Almost all the code changes were recommended for rejection. ASHRAE 188 was recommended for rejection. The only change accepted was a proposal to eliminate dead legs in water-piping systems. However, the committee modified the definition of dead leg to read that flow through would be required for all water-piping systems.

At the end of the meeting, the chair decided to create a Legionnaires’ disease prevention task group. IAPMO currently is soliciting people to serve on the task group, which is charged with evaluating all the proposals based on Legionnaires’ disease prevention.

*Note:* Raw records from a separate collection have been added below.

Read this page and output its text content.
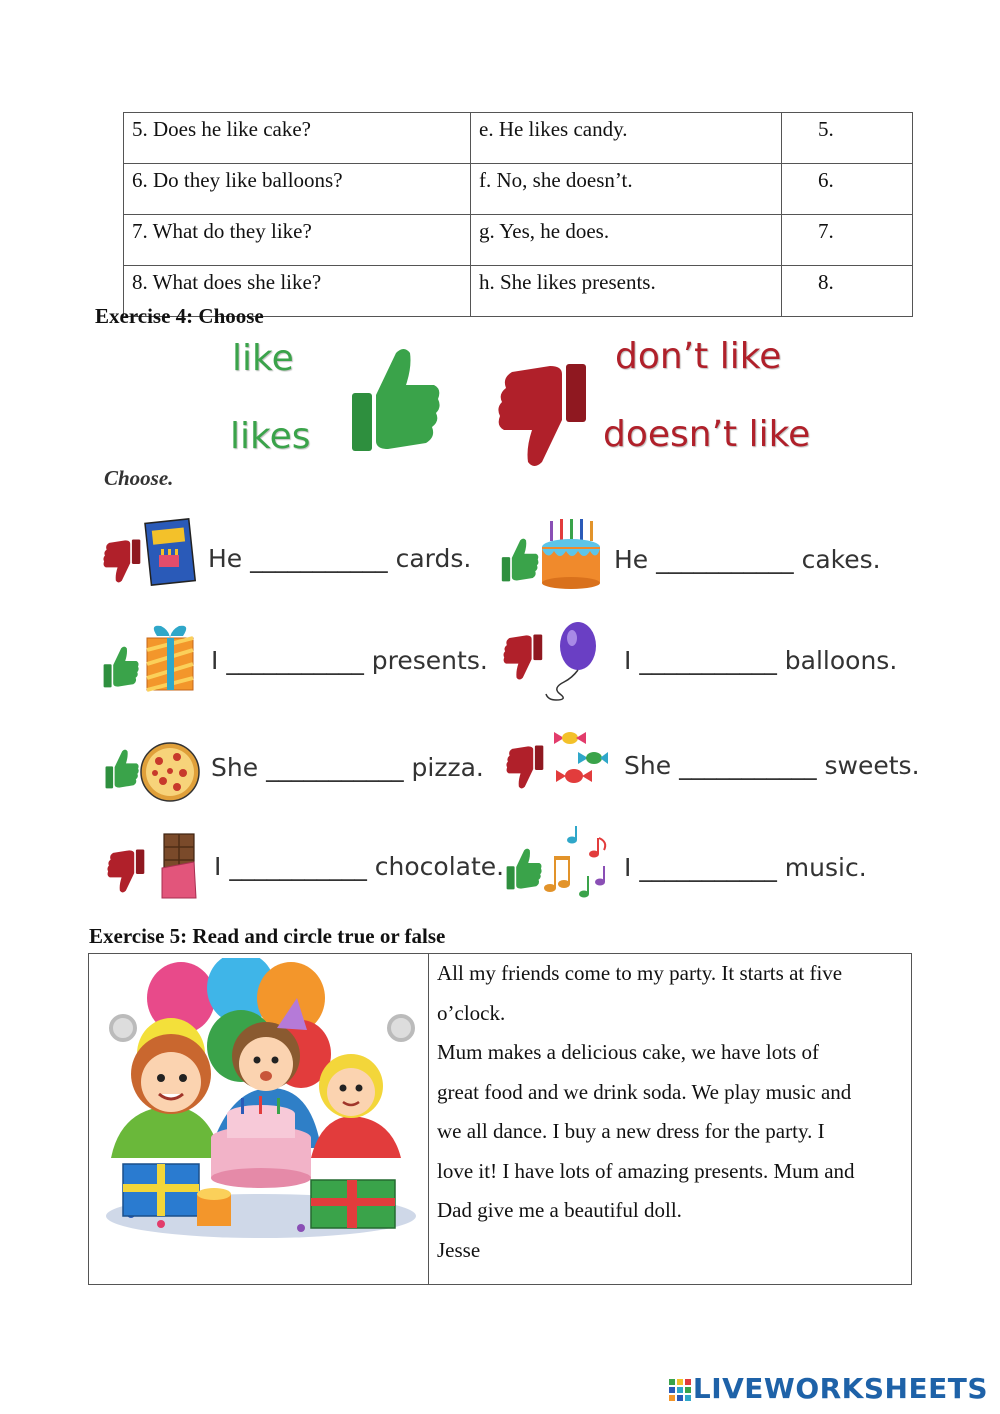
5. Does he like cake?	e. He likes candy.	5.
6. Do they like balloons?	f. No, she doesn’t.	6.
7. What do they like?	g. Yes, he does.	7.
8. What does she like?	h. She likes presents.	8.
Exercise 4: Choose
like
likes
don’t like
doesn’t like
Choose.
He ___________ cards.	He ___________ cakes.
I ___________ presents.	I ___________ balloons.
She ___________ pizza.	She ___________ sweets.
I ___________ chocolate.	I ___________ music.
Exercise 5: Read and circle true or false
All my friends come to my party. It starts at five
o’clock.
Mum makes a delicious cake, we have lots of
great food and we drink soda. We play music and
we all dance. I buy a new dress for the party. I
love it! I have lots of amazing presents. Mum and
Dad give me a beautiful doll.
Jesse
LIVEWORKSHEETS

The group has until January 2019 to decide if any public comments should be submitted on any of the code-change proposals.

I had submitted a change that would allow the sizing of storm-drainage systems based on the ASPE Research Foundation Report. The proposal would allow the methodology under the engineered storm-drainage design section. As was pointed out by a plumbing contractor colleague, the design methodology should not be restricted to engineers. He asked why a contractor can’t use the design method.

His point was well-taken. There actually is no reason for restricting the design method to engineers. The committee voted to reject the code change.

There were a number of updates related to the extraction of NFPA 54 (gas piping standard) and NFPA 99 (medical gas standard). All the extraction references were accepted, some with minor modifications.

The WE•Stand Committee of IAPMO proposed a number of code changes to the green sections in the appendix of the Plumbing Code. The changes basically were extractions from the WE•Stand standard, which formerly was known as the Green Supplement. Most of the code changes were recommended for rejection. It seemed arbitrary as to which green changes were accepted and which ones were rejected.

None of the green code changes impact the content of the WE•Stand document. The WE•Stand remains a viable standalone green document for jurisdictions to use and adopt.

The changes currently are being electronically balloted by the technical committees. During the electronic balloting, a two-thirds majority is required. IAPMO will publish the results in a Report of Proposals or ROP. The ROP will be available for downloading on the IAPMO website. The next step in the process is the comment phase. Comments on the ROP are due Jan. 3, 2019. The comments will be discussed next year before the technical committees at its meetings in Denver.